B UDAPEST, en mai 1995. Un quadragénaire consulte pour une fatigue avec ictère et ascite. Depuis dix ans, il a des tremblements et des mouvements anormaux, pour lesquels il prend des antiparkinsoniens. Il ne boit de l'alcool qu'occasionnellement et modérément. Le bilan biologique et l'échographie sont en faveur d'une cirrhose. Il n'a pas de signes d'hépatites B ou C.
Son médecin traitant lui donne un diurétique et un bêtabloquant. Après une amélioration transitoire, son état s'aggrave ; il est hospitalisé pour une pneumonie et meurt au bout de quinze jours.
Sur le certificat de décès : cirrhose alcoolique, insuffisance hépatique, pneumonie, maladie de Parkinson. La famille refuse l'autopsie et le corps est incinéré.
Cinq ans plus tard, sur les conseils d'un ami médecin qui a entendu parler du cas, la famille frappe à la porte de l'hôpital. On réexamine le diagnostic. Les enfants (une fille de 24 ans et un fils de 31 ans) et les parents du défunt n'ont pas de trouble neurologique ou hépatique ; ils n'ont pas d'anneau de Kayser-Fleischer ; ils ont de discrètes anomalies de la céruléoplasmine, de l'excrétion urinaire du cuivre et d'un test à la D-pénicillamine.
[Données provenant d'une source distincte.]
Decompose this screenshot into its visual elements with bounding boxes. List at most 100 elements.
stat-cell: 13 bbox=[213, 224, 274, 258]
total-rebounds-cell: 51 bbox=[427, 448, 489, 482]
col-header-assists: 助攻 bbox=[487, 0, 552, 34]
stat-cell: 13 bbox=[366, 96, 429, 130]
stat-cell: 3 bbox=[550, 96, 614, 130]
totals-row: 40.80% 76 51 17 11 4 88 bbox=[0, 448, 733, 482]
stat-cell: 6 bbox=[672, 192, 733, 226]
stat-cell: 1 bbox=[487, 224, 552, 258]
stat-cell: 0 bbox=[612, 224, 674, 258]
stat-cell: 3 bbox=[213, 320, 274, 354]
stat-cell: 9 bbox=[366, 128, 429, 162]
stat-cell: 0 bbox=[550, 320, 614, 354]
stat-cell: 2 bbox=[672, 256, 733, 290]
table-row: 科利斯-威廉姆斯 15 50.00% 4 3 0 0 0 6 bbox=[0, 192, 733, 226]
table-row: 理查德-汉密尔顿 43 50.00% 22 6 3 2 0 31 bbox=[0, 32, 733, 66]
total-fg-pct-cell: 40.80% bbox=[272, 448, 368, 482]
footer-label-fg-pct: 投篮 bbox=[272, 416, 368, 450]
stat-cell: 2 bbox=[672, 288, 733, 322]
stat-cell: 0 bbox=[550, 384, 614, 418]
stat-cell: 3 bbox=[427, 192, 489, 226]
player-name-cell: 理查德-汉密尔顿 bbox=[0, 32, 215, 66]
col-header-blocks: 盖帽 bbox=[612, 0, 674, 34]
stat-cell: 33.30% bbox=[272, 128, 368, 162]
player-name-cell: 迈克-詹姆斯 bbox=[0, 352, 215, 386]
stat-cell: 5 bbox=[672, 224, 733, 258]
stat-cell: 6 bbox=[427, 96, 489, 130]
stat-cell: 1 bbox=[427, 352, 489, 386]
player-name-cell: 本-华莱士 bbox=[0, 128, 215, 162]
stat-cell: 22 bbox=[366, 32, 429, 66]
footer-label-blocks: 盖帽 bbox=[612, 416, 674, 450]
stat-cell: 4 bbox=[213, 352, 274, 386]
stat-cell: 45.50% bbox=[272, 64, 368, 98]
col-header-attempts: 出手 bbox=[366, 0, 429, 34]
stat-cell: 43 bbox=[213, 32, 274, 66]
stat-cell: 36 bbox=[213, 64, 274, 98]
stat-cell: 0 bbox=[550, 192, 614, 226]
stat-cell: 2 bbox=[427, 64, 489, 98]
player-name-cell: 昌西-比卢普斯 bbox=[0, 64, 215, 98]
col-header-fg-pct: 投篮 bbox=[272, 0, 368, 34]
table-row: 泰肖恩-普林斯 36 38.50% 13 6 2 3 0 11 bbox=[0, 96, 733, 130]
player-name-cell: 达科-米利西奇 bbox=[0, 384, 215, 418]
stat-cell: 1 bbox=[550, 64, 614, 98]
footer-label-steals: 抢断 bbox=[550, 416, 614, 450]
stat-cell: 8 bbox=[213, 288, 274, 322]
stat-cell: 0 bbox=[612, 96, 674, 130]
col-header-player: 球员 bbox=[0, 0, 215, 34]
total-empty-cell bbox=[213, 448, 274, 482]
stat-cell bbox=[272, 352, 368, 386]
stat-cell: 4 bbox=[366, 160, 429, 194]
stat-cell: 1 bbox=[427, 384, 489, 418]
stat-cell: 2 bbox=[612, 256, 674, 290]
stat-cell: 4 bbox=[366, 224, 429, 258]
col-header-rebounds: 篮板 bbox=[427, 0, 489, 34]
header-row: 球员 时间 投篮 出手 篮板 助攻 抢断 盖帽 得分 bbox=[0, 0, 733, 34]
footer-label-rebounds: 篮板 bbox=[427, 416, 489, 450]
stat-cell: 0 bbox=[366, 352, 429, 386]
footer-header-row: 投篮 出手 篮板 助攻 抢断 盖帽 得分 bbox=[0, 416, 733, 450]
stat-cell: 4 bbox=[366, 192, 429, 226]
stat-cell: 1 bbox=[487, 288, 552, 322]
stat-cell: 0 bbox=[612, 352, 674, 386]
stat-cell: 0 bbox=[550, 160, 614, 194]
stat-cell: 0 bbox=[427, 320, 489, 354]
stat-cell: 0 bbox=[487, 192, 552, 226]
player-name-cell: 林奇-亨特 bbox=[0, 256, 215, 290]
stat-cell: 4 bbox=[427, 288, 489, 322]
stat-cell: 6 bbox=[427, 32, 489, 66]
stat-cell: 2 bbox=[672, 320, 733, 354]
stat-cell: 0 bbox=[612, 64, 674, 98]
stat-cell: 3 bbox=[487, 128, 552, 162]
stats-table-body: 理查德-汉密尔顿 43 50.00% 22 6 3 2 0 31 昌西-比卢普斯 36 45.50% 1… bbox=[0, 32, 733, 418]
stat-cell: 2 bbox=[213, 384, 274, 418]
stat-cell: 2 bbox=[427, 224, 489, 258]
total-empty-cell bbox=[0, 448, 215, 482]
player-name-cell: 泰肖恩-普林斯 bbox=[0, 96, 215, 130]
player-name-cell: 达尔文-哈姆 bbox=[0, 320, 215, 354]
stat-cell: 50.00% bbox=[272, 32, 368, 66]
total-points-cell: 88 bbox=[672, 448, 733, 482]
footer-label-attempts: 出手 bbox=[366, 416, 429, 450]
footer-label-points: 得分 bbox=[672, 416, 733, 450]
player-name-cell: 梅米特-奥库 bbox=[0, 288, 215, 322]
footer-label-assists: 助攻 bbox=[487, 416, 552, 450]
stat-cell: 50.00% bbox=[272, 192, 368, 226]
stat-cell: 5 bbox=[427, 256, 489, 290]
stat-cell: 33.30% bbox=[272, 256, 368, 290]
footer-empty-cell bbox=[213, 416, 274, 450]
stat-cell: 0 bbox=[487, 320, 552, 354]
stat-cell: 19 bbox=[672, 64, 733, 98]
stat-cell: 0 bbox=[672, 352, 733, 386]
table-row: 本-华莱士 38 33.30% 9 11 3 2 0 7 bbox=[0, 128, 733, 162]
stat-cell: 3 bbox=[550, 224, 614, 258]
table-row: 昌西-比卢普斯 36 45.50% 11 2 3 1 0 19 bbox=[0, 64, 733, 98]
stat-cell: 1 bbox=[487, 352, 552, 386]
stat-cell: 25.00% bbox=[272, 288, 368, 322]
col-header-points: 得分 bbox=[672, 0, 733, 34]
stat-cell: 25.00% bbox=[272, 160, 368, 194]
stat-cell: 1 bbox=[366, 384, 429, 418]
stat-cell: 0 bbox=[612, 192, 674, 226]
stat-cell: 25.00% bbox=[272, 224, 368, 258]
On l'a compris : l'arrière-pensée est celle d'une maladie de Wilson. On fait donc une recherche génétique chez les enfants et les parents du défunt. Quant au défunt lui-même, on dispose d'une source de matériel biologique : son rasoir électrique que la famille, pour des raison sentimentales, a conservé et qui n'a servi à personne. Le rasoir contient en effet de très petites quantités de cellules cutanées et de poils. On recherche notamment la mutation H1069Q qui, en Europe centrale, y compris en Hongrie, est la plus fréquente des 200 mutations connues sur le gène en cause dans la maladie de Wilson. Résultat : le défunt, ses deux enfants et son père (mais pas sa mère) sont hétérozygotes pour la mutation H1069Q. On ne retrouve pas de mutation sur les exons 8 et 15. « Nous pensons que le père du patient et ses deux enfants asymptomatiques sont des porteurs sains (hétérozygotes vrais) de la mutation H1069Q) », indiquent les auteurs. Quant au patient, la mutation associée au tableau clinique suggère qu'il est mort d'une « maladie de Wilson non diagnostiquée et non traitée ». Il possédait probablement une mutation hétérozygote H1069Q et une autre mutation inconnue, donc des allèles avec deux mutations différentes, « comme la plupart des patients qui ont une maladie de Wilson patente », concluent les auteurs.
Gäbor Firneisz et coll. « Lancet » du 7 juillet 2001, p. 34.